Wagner mercenaries offered chance to serve in Russia, Putin says

A Wagner mercenary in an armoured vehicle in a street near the headquarters of Russia's Southern Military District in the city of Rostov-on-Don, Russia, during their mutiny against Moscow's military leadership on June 24, 2023 [File: Stringer/Reuters]

Russian President Vladimir Putin has said he offered Wagner mercenaries the opportunity to continue serving together in Russia after their mutiny last month against Moscow’s military leadership.

Interviewed by the Russian daily Kommersant on Thursday, Putin said his offer was one of several he made at a meeting with approximately three dozen Wagner fighters and their founder Yevgeny Prigozhin, five days after Wagner forces staged a short-lived revolt last month.

Under Putin’s offer, the mercenary force could remain serving under their current commander, who the newspaper identified only by his call sign of “Grey Hair”.

Kommersant said Putin spoke of meeting 35 Wagner fighters and Prigozhin in the Kremlin and offering them options for the future, including remaining under their commander of 16 months.

“All of them could have gathered in one place and continued their service,” Kommersant quoted Putin as saying.

“And nothing would have changed. They would have been led by the same person who had been their real commander all that time.”

As Putin is the army’s commander-in-chief, he seemed to be implying that the mercenary force would remain within the Russian military, although he did not say that explicitly.

“Many of them nodded when I said this,” Kommersant quoted Putin as saying.

However, Prigozhin disagreed, it reported.

“Prigozhin … said after listening: ‘No, the boys won’t agree with such a decision,'” Kommersant quoted Putin as saying.

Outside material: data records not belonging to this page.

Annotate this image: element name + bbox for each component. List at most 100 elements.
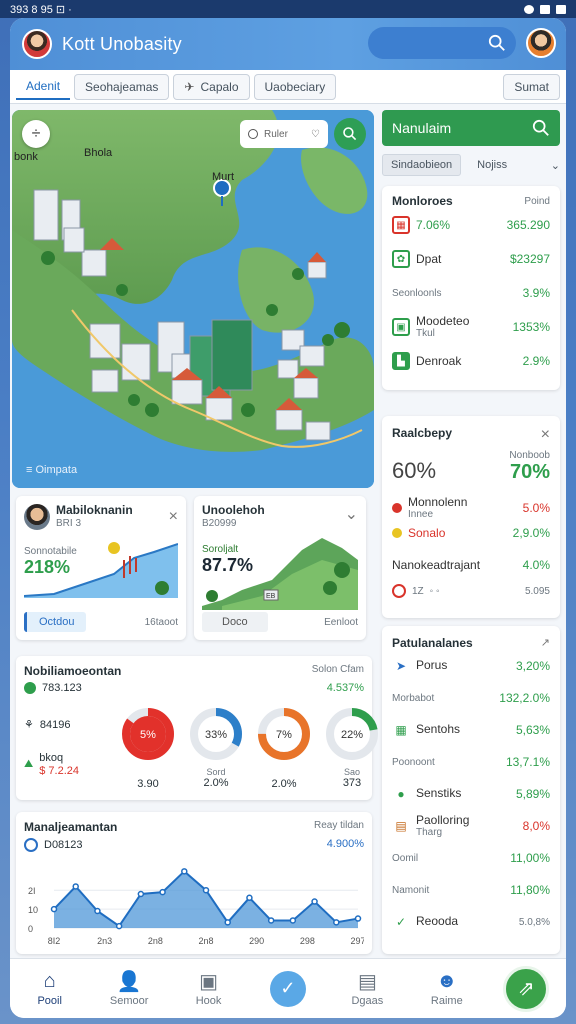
metric-row[interactable]: ✿ Dpat $23297 bbox=[392, 242, 550, 276]
performance-row-value: 5,89% bbox=[515, 787, 550, 801]
home-icon: ⌂ bbox=[43, 969, 56, 992]
performance-row[interactable]: ➤ Porus 3,20% bbox=[392, 650, 550, 682]
performance-row-value: 11,80% bbox=[510, 883, 550, 897]
card-b-secondary-button[interactable]: Eenloot bbox=[324, 617, 358, 628]
performance-row-label: Oomil bbox=[392, 852, 419, 864]
x-tick-label: 2n3 bbox=[97, 936, 112, 946]
nav-item-5[interactable]: ☻ Raime bbox=[408, 970, 486, 1008]
metric-label: 7.06% bbox=[416, 218, 451, 232]
check-icon: ✓ bbox=[395, 915, 407, 929]
donut-item[interactable]: 7% 2.0% bbox=[254, 706, 314, 790]
map-caption-text: Oimpata bbox=[35, 464, 78, 476]
right-panel-header[interactable]: Nanulaim bbox=[382, 110, 560, 146]
risk-row-value: 5.0% bbox=[522, 501, 550, 515]
status-time: 393 8 95 ⊡ · bbox=[10, 3, 72, 16]
risk-row-value: 2,9.0% bbox=[512, 526, 550, 540]
data-point bbox=[267, 917, 275, 924]
search-button[interactable] bbox=[368, 27, 516, 59]
performance-row[interactable]: ▤ Paolloring Tharg 8,0% bbox=[392, 810, 550, 842]
nav-item-6[interactable]: ⇗ bbox=[487, 965, 565, 1012]
nav-item-label: Pooil bbox=[37, 995, 62, 1007]
nav-item-1[interactable]: 👤 Semoor bbox=[90, 970, 168, 1008]
donut-item[interactable]: 5% 3.90 bbox=[118, 706, 178, 790]
donut-item[interactable]: 33% Sord 2.0% bbox=[186, 706, 246, 789]
risk-row[interactable]: Nanokeadtrajant 4.0% bbox=[392, 550, 550, 580]
risk-row-label: Monnolenn bbox=[408, 494, 468, 509]
metric-row[interactable]: ▣ Moodeteo Tkul 1353% bbox=[392, 310, 550, 344]
nav-item-4[interactable]: ▤ Dgaas bbox=[328, 970, 406, 1008]
metric-row[interactable]: Seonloonls 3.9% bbox=[392, 276, 550, 310]
performance-row[interactable]: Namonit 11,80% bbox=[392, 874, 550, 906]
tab-2[interactable]: ✈ Capalo bbox=[173, 73, 250, 100]
risk-card-title: Raalcbepy bbox=[392, 426, 453, 440]
donut-bottom-label: Sao bbox=[343, 767, 360, 777]
heart-icon: ♡ bbox=[311, 128, 320, 140]
y-tick-label: 2I bbox=[28, 886, 36, 896]
card-a-primary-label: Octdou bbox=[39, 616, 75, 628]
performance-row[interactable]: ● Senstiks 5,89% bbox=[392, 778, 550, 810]
card-a-primary-button[interactable]: Octdou bbox=[24, 612, 87, 632]
table-icon: ▦ bbox=[395, 723, 407, 737]
app-screen: Kott Unobasity Adenit Seohajeamas ✈ Capa… bbox=[10, 18, 566, 1018]
layers-button[interactable]: ÷ bbox=[22, 120, 50, 148]
performance-row-value: 11,00% bbox=[510, 851, 550, 865]
performance-row-label-group: Oomil bbox=[392, 853, 418, 864]
plus-icon: ⇗ bbox=[503, 965, 550, 1012]
performance-row[interactable]: ✓ Reooda 5.0,8% bbox=[392, 906, 550, 938]
x-tick-label: 2n8 bbox=[148, 936, 163, 946]
donut-item[interactable]: 22% Sao 373 bbox=[322, 706, 382, 789]
nav-item-0[interactable]: ⌂ Pooil bbox=[11, 969, 89, 1008]
map-locate-button[interactable] bbox=[334, 118, 366, 150]
risk-row[interactable]: Monnolenn Innee 5.0% bbox=[392, 494, 550, 522]
card-a-chart bbox=[24, 542, 178, 598]
nav-item-2[interactable]: ▣ Hook bbox=[170, 970, 248, 1008]
tab-3[interactable]: Uaobeciary bbox=[253, 73, 337, 100]
tab-1[interactable]: Seohajeamas bbox=[74, 73, 170, 100]
donut-center-label: 22% bbox=[341, 729, 363, 741]
metric-value: 2.9% bbox=[522, 354, 550, 368]
map-view[interactable]: Bhola bonk Murt ÷ Ruler ♡ ≡ Oimpata bbox=[12, 110, 374, 488]
performance-row-value: 3,20% bbox=[515, 659, 550, 673]
tab-0[interactable]: Adenit bbox=[16, 73, 71, 100]
doc-icon: ▤ bbox=[395, 819, 407, 833]
nav-item-label: Semoor bbox=[109, 995, 149, 1007]
nav-item-3[interactable]: ✓ bbox=[249, 970, 327, 1007]
metric-row[interactable]: ▙ Denroak 2.9% bbox=[392, 344, 550, 378]
chevron-down-icon[interactable]: ⌄ bbox=[551, 159, 560, 172]
chevron-down-icon[interactable]: ⌄ bbox=[345, 504, 358, 524]
donut-spacer bbox=[118, 767, 178, 778]
metric-row[interactable]: ▦ 7.06% 365.290 bbox=[392, 208, 550, 242]
performance-row-text: Reooda bbox=[416, 915, 458, 928]
performance-row[interactable]: ▦ Sentohs 5,63% bbox=[392, 714, 550, 746]
data-point bbox=[333, 919, 340, 926]
avatar[interactable] bbox=[22, 29, 52, 59]
expand-icon[interactable]: ↗ bbox=[541, 636, 550, 650]
performance-row-value: 13,7.1% bbox=[505, 755, 550, 769]
page-title: Kott Unobasity bbox=[62, 33, 182, 54]
map-label-a: bonk bbox=[14, 151, 38, 163]
profile-avatar[interactable] bbox=[526, 28, 556, 58]
card-b-value: 87.7% bbox=[202, 555, 254, 575]
risk-row[interactable]: Sonalo 2,9.0% bbox=[392, 522, 550, 544]
close-icon[interactable]: × bbox=[169, 508, 178, 526]
performance-row[interactable]: Poonoont 13,7.1% bbox=[392, 746, 550, 778]
card-b-primary-button[interactable]: Doco bbox=[202, 612, 268, 632]
performance-row-value: 5,63% bbox=[515, 723, 550, 737]
donut-card-item2-label: bkoq bbox=[39, 752, 64, 764]
map-search-field[interactable]: Ruler ♡ bbox=[240, 120, 328, 148]
card-a-title: Mabiloknanin bbox=[56, 503, 133, 518]
subtab-active[interactable]: Sindaobieon bbox=[382, 154, 462, 176]
tab-4[interactable]: Sumat bbox=[503, 73, 560, 100]
performance-row-text: Poonoont bbox=[392, 757, 435, 768]
performance-row[interactable]: Morbabot 132,2.0% bbox=[392, 682, 550, 714]
card-a-secondary-button[interactable]: 16taoot bbox=[145, 617, 178, 628]
risk-row[interactable]: 1Z ◦ ◦ 5.095 bbox=[392, 580, 550, 602]
close-icon[interactable]: × bbox=[541, 426, 550, 444]
performance-row-label-group: Morbabot bbox=[392, 693, 434, 704]
subtab-other[interactable]: Nojiss bbox=[477, 159, 507, 171]
bottom-chart-title-right: Reay tildan bbox=[313, 820, 364, 831]
risk-pct-left: 60% bbox=[392, 458, 437, 483]
performance-row[interactable]: Oomil 11,00% bbox=[392, 842, 550, 874]
check-icon: ✓ bbox=[269, 970, 306, 1007]
tab-2-label: Capalo bbox=[200, 79, 239, 94]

Putin also indirectly admitted to Kommersant that the Russian leadership had been relying on a private military organisation that operated beyond the scope of Russian law.

He told the newspaper there was no possibility of Wagner remaining in its current form.

“Wagner does not exist,” Putin told Kommersant. “There is no law on private military organisations. It just doesn’t exist.”

Wagner fighters played a key role in the Russian army’s advance into eastern Ukraine and were the driving force in the capture of the city of Bakhmut in May, after months of battles.

But Prigozhin constantly accused Russia’s military chiefs of failing to back his men and of even cutting his allocation of artillery shells and other munitions at key times in the battle for Bakhmut.

After months of verbal attacks on the military hierarchy, Wagner fighters crossed from Ukraine into Russia and took control of the southern city of Rostov-on-Don on June 24 as other units made a dash towards Moscow.

But the Wagner mutiny ended as abruptly as it started, when Prigozhin, only 24 hours into the mutiny, announced that his forces had halted their advance after being offered a deal under which they could resettle in Belarus, and criminal charges against them would not be pursued.

Prigozhin’s whereabouts are not currently known and, by last week, his forces had yet to take up the offer of decamping to Belarus.

On Wednesday, Russia’s defence ministry said Wagner was completing its handover of heavy weapons to Russia’s regular armed forces while the Pentagon said the mercenary force was not participating in military operations in Ukraine in any significant way.

“At this stage, we do not see Wagner forces participating in any significant capacity in support of combat operations in Ukraine,” Pentagon spokesperson Air Force Brigadier General Patrick Ryder said on Thursday.

The Institute for the Study of War (ISW), a think tank based in Washington, DC, said on Thursday that geolocated video footage appeared to show Wagner forces travelling in a convoy on Russia’s M4 motorway in the Voronezh region in what appeared to be a redeployment likely from field camps in the rear of Russian-occupied Ukraine.

A Russian military blogger claimed that the footage featured the convoy being escorted by Russian police and included buses with Belarusian licence plates, “possibly indicating the convoy’s destination”, the ISW said.